Syrian convicted of Berlin assault on Israeli wearing kippah

Arab who assaulted man wearing a kippah in Berlin convicted but allowed to go free for time already served.

AFP and Arutz Sheva Staff ,

German police, Berlin (file)
German police, Berlin (file)
Chen Leopold/Flash90

A German court convicted a Palestinian Arab man from Syria Monday on assault charges forattacking an Israeli man wearing a kippah.

Knaan al-Sebai, 19, was sentenced to four weeks' juvenile detention but allowed to walk free, having already served over two months in pre-trail detention.

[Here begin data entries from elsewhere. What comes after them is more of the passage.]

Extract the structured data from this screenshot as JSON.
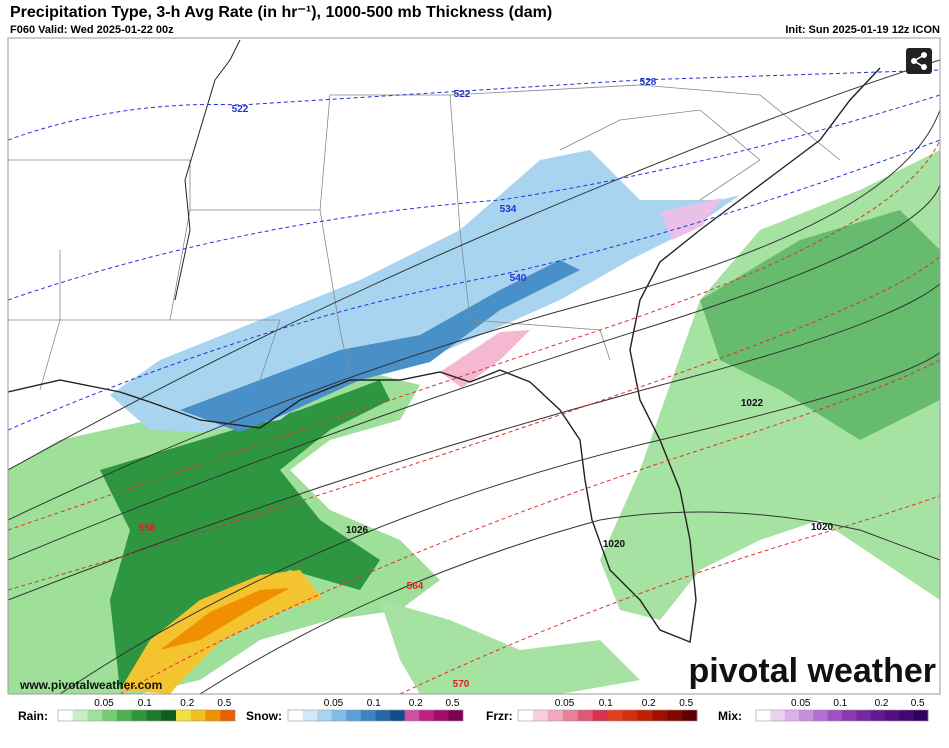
{
  "header": {
    "title": "Precipitation Type, 3-h Avg Rate (in hr⁻¹), 1000-500 mb Thickness (dam)",
    "valid": "F060 Valid: Wed 2025-01-22 00z",
    "init": "Init: Sun 2025-01-19 12z ICON"
  },
  "map": {
    "thickness_labels": [
      "522",
      "522",
      "528",
      "534",
      "540",
      "558",
      "564",
      "570"
    ],
    "pressure_labels": [
      "1026",
      "1022",
      "1020",
      "1020"
    ],
    "watermark": "www.pivotalweather.com",
    "logo": "pivotal weather"
  },
  "legend": [
    {
      "label": "Rain:",
      "ticks": [
        "0.05",
        "0.1",
        "0.2",
        "0.5"
      ],
      "colors": [
        "#ffffff",
        "#c8f0c8",
        "#a0e0a0",
        "#78cc78",
        "#50b050",
        "#30963c",
        "#1c7a2c",
        "#0e5e1e",
        "#f0e040",
        "#f4c020",
        "#f09000",
        "#e86000"
      ]
    },
    {
      "label": "Snow:",
      "ticks": [
        "0.05",
        "0.1",
        "0.2",
        "0.5"
      ],
      "colors": [
        "#ffffff",
        "#d0e8f8",
        "#a8d4f0",
        "#80bce8",
        "#5aa0d8",
        "#3c84c4",
        "#2468a8",
        "#124c8c",
        "#d050a0",
        "#c02080",
        "#a0106a",
        "#800050"
      ]
    },
    {
      "label": "Frzr:",
      "ticks": [
        "0.05",
        "0.1",
        "0.2",
        "0.5"
      ],
      "colors": [
        "#ffffff",
        "#f8d0dc",
        "#f0a8bc",
        "#e88098",
        "#e05878",
        "#d83050",
        "#e04020",
        "#d03010",
        "#c02000",
        "#a01000",
        "#800800",
        "#600000"
      ]
    },
    {
      "label": "Mix:",
      "ticks": [
        "0.05",
        "0.1",
        "0.2",
        "0.5"
      ],
      "colors": [
        "#ffffff",
        "#ecd0f0",
        "#dcb0e8",
        "#c890dc",
        "#b470d0",
        "#a050c0",
        "#8c38b0",
        "#7828a0",
        "#641890",
        "#501080",
        "#400870",
        "#300060"
      ]
    }
  ]
}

"I made a mistake and I have learnt from it," he told the Berlin court, after a trial in which he had denied the April 17 attack was motivated by anti-Semitism.

A video of the street assault, filmed by the victim on his smartphone, had sparked widespread public revulsion as it spread on social media, and triggered street rallies in solidarity with Jews.

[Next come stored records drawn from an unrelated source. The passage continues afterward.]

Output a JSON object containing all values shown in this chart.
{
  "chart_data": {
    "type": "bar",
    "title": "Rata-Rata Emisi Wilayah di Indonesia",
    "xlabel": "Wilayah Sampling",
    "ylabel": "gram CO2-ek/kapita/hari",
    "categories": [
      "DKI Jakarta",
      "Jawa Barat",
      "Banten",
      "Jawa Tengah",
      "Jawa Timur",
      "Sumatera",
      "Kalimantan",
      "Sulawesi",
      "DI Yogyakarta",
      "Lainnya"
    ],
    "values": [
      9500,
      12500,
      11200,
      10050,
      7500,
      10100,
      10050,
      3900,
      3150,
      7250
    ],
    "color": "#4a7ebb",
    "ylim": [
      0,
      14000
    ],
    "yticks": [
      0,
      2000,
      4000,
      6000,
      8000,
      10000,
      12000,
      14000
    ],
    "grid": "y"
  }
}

The footage shows the attacker, one of a group of three, shouting "yahudi" -- Jew in Arabic -- before striking the victim, leaving him injured.

The victim, a 21-year-old student, later revealed that he is not Jewish but an Israeli Arab called Adam, who was walking at the time with a German-Moroccan friend aged 24.

Adam, a veterinary student, has said they had wanted to test whether wearing a kippa was safe in the fashionable inner Berlin district of Prenzlauer Berg.

The attack was the latest to raise alarm bells about renewed anti-Semitism in Germany from both the far-right and a large influx of predominantly Muslim asylum seekers since 2015.

Days after the assault, some 2,000 people rallied at a "Berlin Wears Kippah" solidarity demonstration, matched by smaller events in several other German cities.

Chancellor Angela Merkel denounced the emergence of "another form of anti-Semitism" beyond that of right-wing extremist groups, from Muslim refugees.

She reaffirmed that the security of Jews and the state of Israel was a central concern for Germany, given its "eternal responsibility" for the Holocaust in which the Nazis murdered six million European Jews.